Yes, that's right, Hamlet. The ablative must end in e rather than i, because the adjective functions as a verb in this case. Thanks for this reminder.


----------



## StratotakU

Hamlet2508 said:


> te praesente satis valeo
> te praesente bono animo sum
> te praesente bonam spem habeo
> 
> praesens mihi solacium praebes



What's the difference among these 3 forms? I'm not a Latin student, so I'm in the need of all useful info .
Also I would like to know which is the definitive one.
Thanks a lot.


----------



## Joca

StratotakU said:


> What's the difference among these 3 forms? I'm not a Latin student, so I'm in the need of all useful info .
> Also I would like to know which is the definitive one.
> Thanks a lot.


 
te praesente satis valeo - in your presence (your being present), I feel very well/healthy/powerful

te praesente bono animo sum - in your presence, I am in high spirits
te praesente bonam spem habeo - in your presence, I am filled with hope.

praesens mihi solacium praebes - (let me ask Hamlet to translate this last one.)


----------



## StratotakU

Joca said:


> te praesente satis valeo - in your presence (your being present), I feel very well/healthy/powerful
> 
> te praesente bono animo sum - in your presence, I am in high spirits
> te praesente bonam spem habeo - in your presence, I am filled with hope.
> 
> praesens mihi solacium praebes - (let me ask Hamlet to translate this last one.)
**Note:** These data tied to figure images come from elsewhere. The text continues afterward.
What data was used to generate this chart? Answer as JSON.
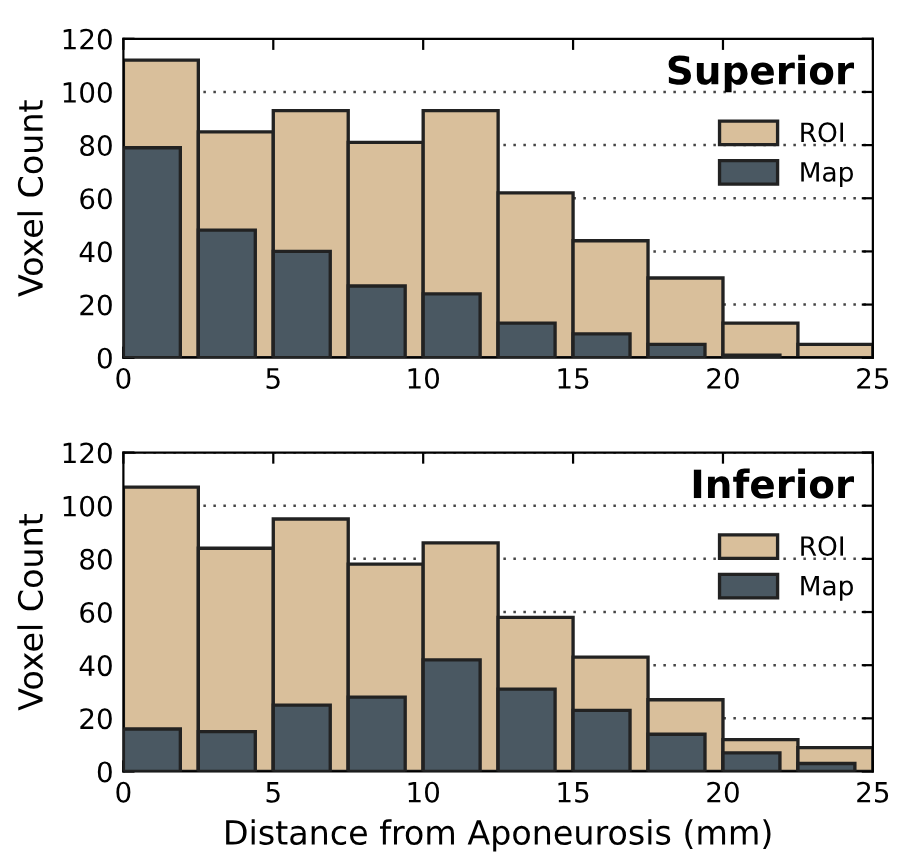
{
  "chart_data": [
    {
      "type": "histogram",
      "title": "Superior",
      "ylabel": "Voxel Count",
      "bins": [
        0,
        2.5,
        5,
        7.5,
        10,
        12.5,
        15,
        17.5,
        20,
        22.5,
        25
      ],
      "series": [
        {
          "name": "ROI",
          "color": "#d9bf9b",
          "values": [
            112,
            85,
            93,
            81,
            93,
            62,
            44,
            30,
            13,
            5
          ]
        },
        {
          "name": "Map",
          "color": "#4a5862",
          "values": [
            79,
            48,
            40,
            27,
            24,
            13,
            9,
            5,
            1,
            null
          ]
        }
      ],
      "xlim": [
        0,
        25
      ],
      "xticks": [
        0,
        5,
        10,
        15,
        20,
        25
      ],
      "ylim": [
        0,
        120
      ],
      "yticks": [
        0,
        20,
        40,
        60,
        80,
        100,
        120
      ],
      "grid": "y",
      "legend": "top right"
    },
    {
      "type": "histogram",
      "title": "Inferior",
      "ylabel": "Voxel Count",
      "xlabel": "Distance from Aponeurosis (mm)",
      "bins": [
        0,
        2.5,
        5,
        7.5,
        10,
        12.5,
        15,
        17.5,
        20,
        22.5,
        25
      ],
      "series": [
        {
          "name": "ROI",
          "color": "#d9bf9b",
          "values": [
            107,
            84,
            95,
            78,
            86,
            58,
            43,
            27,
            12,
            9
          ]
        },
        {
          "name": "Map",
          "color": "#4a5862",
          "values": [
            16,
            15,
            25,
            28,
            42,
            31,
            23,
            14,
            7,
            3
          ]
        }
      ],
      "xlim": [
        0,
        25
      ],
      "xticks": [
        0,
        5,
        10,
        15,
        20,
        25
      ],
      "ylim": [
        0,
        120
      ],
      "yticks": [
        0,
        20,
        40,
        60,
        80,
        100,
        120
      ],
      "grid": "y",
      "legend": "top right"
    }
  ]
}
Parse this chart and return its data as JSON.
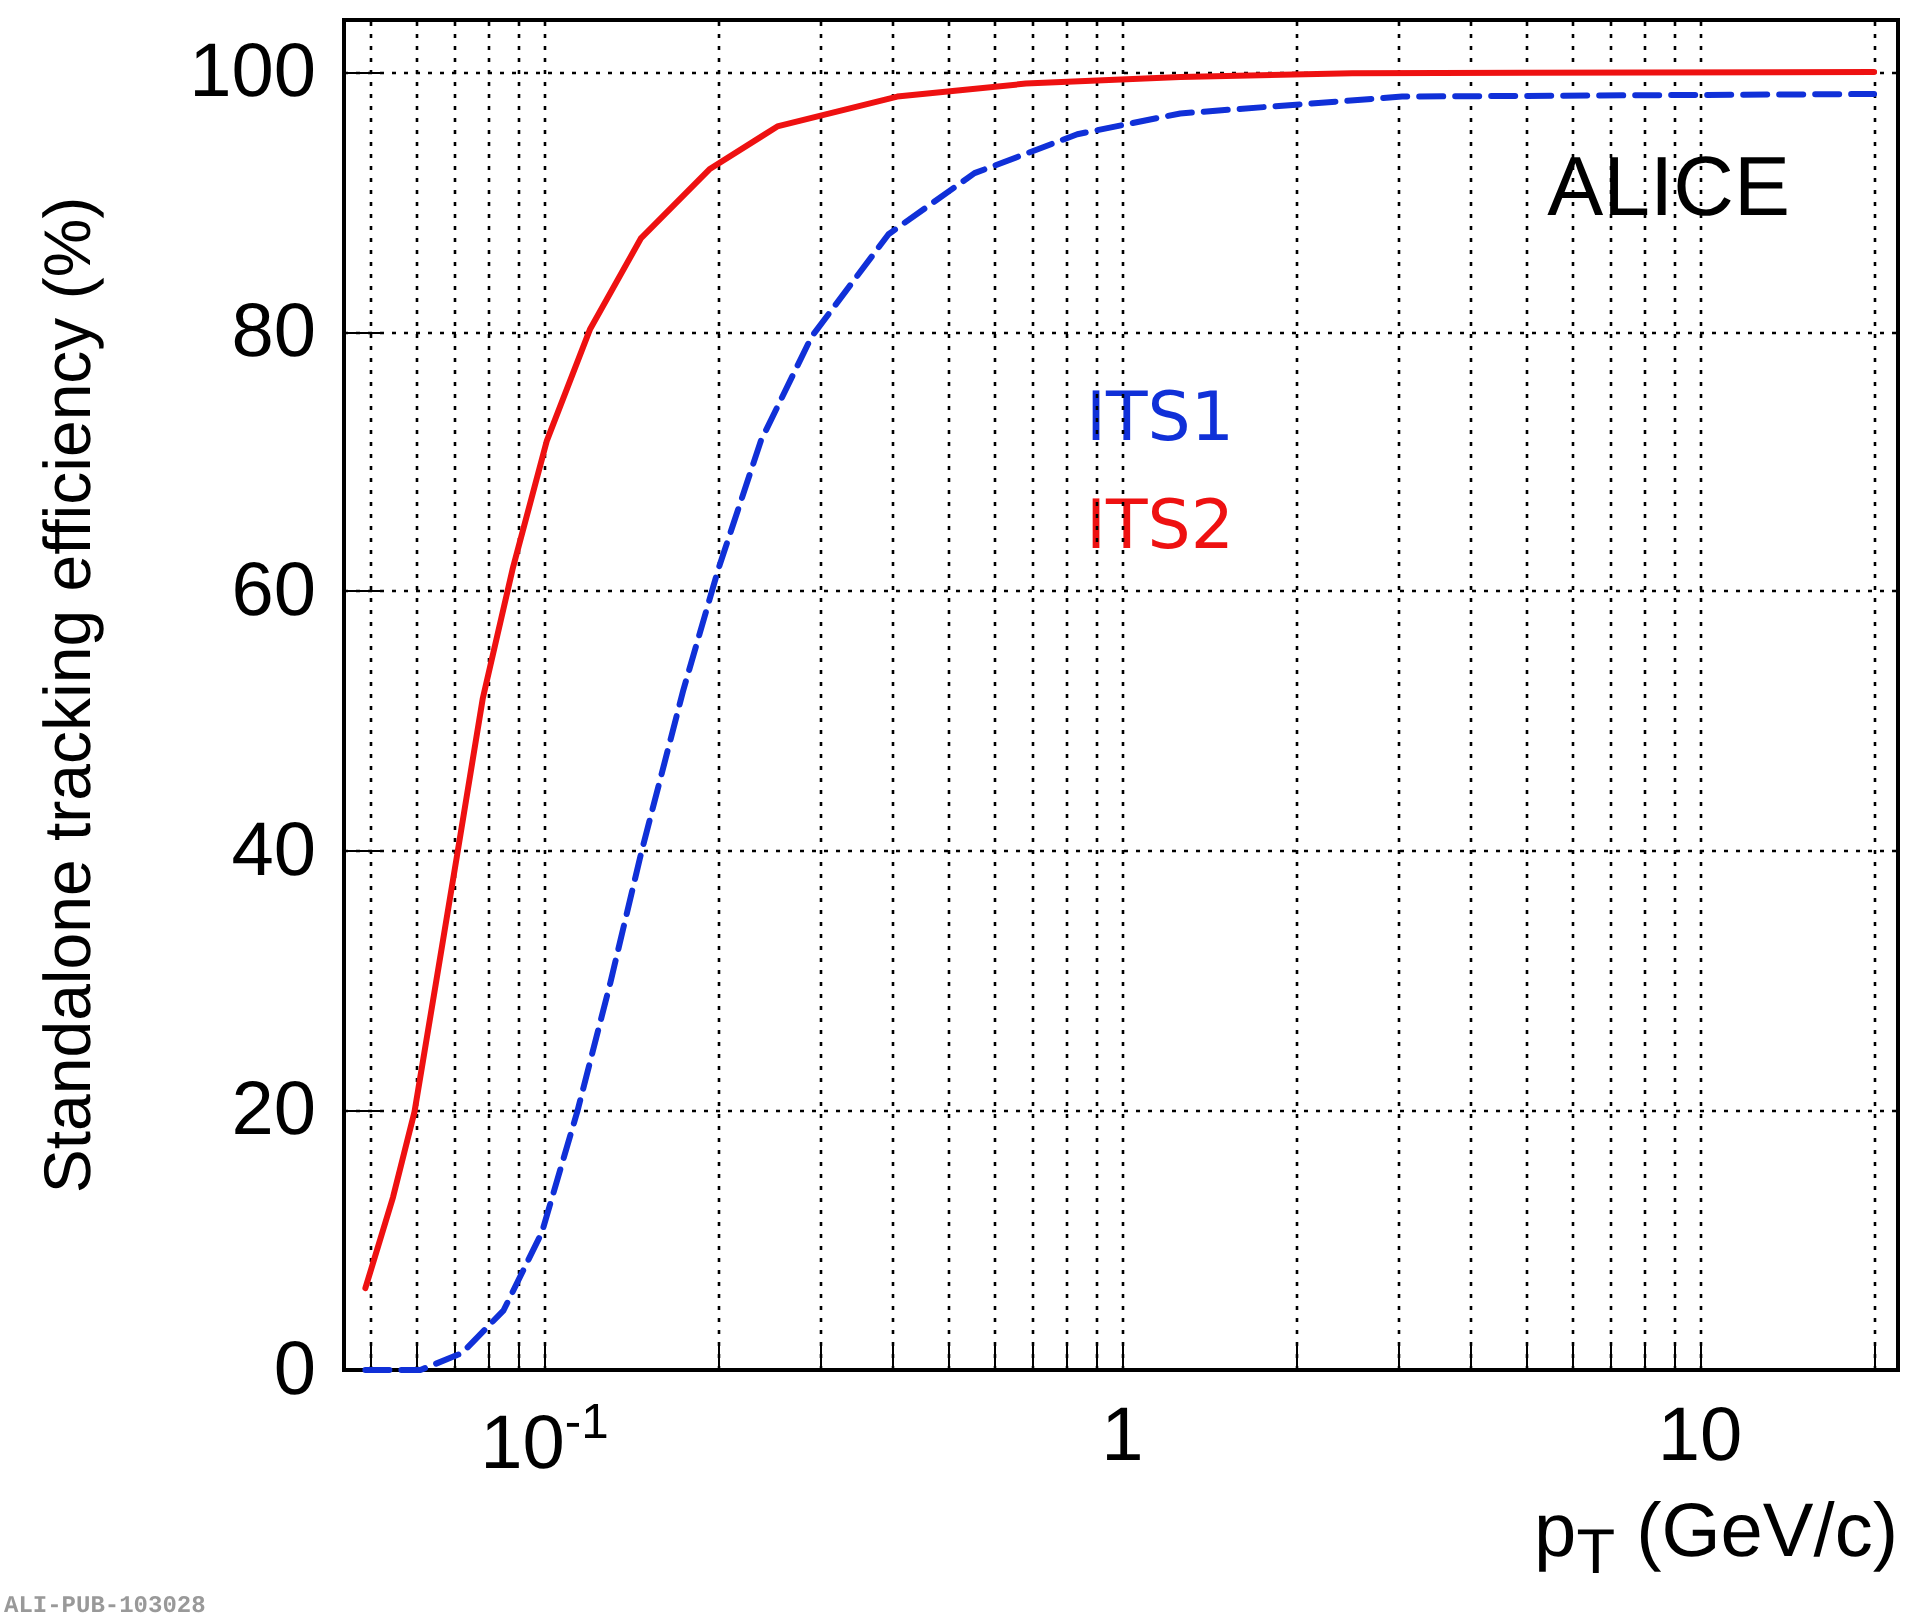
{
  "chart_data": {
    "type": "line",
    "xlabel": "p$_{T}$ (GeV/c)",
    "ylabel": "Standalone tracking efficiency (%)",
    "log": "x",
    "xlim": [
      0.045,
      22
    ],
    "ylim": [
      0,
      104
    ],
    "xticks": [
      {
        "value": 0.05,
        "label": null
      },
      {
        "value": 0.06,
        "label": null
      },
      {
        "value": 0.07,
        "label": null
      },
      {
        "value": 0.08,
        "label": null
      },
      {
        "value": 0.09,
        "label": null
      },
      {
        "value": 0.1,
        "label": "10$^{-1}$"
      },
      {
        "value": 0.2,
        "label": null
      },
      {
        "value": 0.3,
        "label": null
      },
      {
        "value": 0.4,
        "label": null
      },
      {
        "value": 0.5,
        "label": null
      },
      {
        "value": 0.6,
        "label": null
      },
      {
        "value": 0.7,
        "label": null
      },
      {
        "value": 0.8,
        "label": null
      },
      {
        "value": 0.9,
        "label": null
      },
      {
        "value": 1,
        "label": "1"
      },
      {
        "value": 2,
        "label": null
      },
      {
        "value": 3,
        "label": null
      },
      {
        "value": 4,
        "label": null
      },
      {
        "value": 5,
        "label": null
      },
      {
        "value": 6,
        "label": null
      },
      {
        "value": 7,
        "label": null
      },
      {
        "value": 8,
        "label": null
      },
      {
        "value": 9,
        "label": null
      },
      {
        "value": 10,
        "label": "10"
      },
      {
        "value": 20,
        "label": null
      }
    ],
    "yticks": [
      0,
      20,
      40,
      60,
      80,
      100
    ],
    "grid": true,
    "legend": "center",
    "marker": "none",
    "series": [
      {
        "name": "ITS1",
        "color": "#1030d8",
        "line_style": "dashed",
        "x": [
          0.049,
          0.061,
          0.072,
          0.085,
          0.099,
          0.114,
          0.13,
          0.147,
          0.174,
          0.2,
          0.237,
          0.29,
          0.394,
          0.555,
          0.836,
          1.26,
          3.05,
          20
        ],
        "values": [
          0,
          0,
          1.3,
          4.6,
          10.6,
          19.9,
          29.8,
          39.8,
          52.4,
          61.7,
          71.6,
          79.6,
          87.5,
          92.2,
          95.2,
          96.8,
          98.1,
          98.3
        ]
      },
      {
        "name": "ITS2",
        "color": "#ee1111",
        "line_style": "solid",
        "x": [
          0.049,
          0.0547,
          0.0596,
          0.0649,
          0.0707,
          0.0782,
          0.0881,
          0.101,
          0.12,
          0.147,
          0.193,
          0.253,
          0.408,
          0.681,
          1.26,
          2.5,
          20
        ],
        "values": [
          6.3,
          13.3,
          19.9,
          29.8,
          39.8,
          51.7,
          61.7,
          71.6,
          80.2,
          87.2,
          92.5,
          95.8,
          98.1,
          99.1,
          99.6,
          99.9,
          100
        ]
      }
    ],
    "annotations": [
      "ALICE",
      "ALI-PUB-103028"
    ]
  }
}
Greatly grateful!!!! You've all been a wonderful help. Just one last question, "Praesentia tua me reficit" works as well, right?


----------



## Hamlet2508

Joca said:


> praesens mihi solacium praebes - in/by being present you comfort me



"praesentia" as a noun is never used in classical antiquity
if you are dead set on *reficit*
you could work your way round by saying
*animum meum praesens reficis*
regards,
Hamlet


----------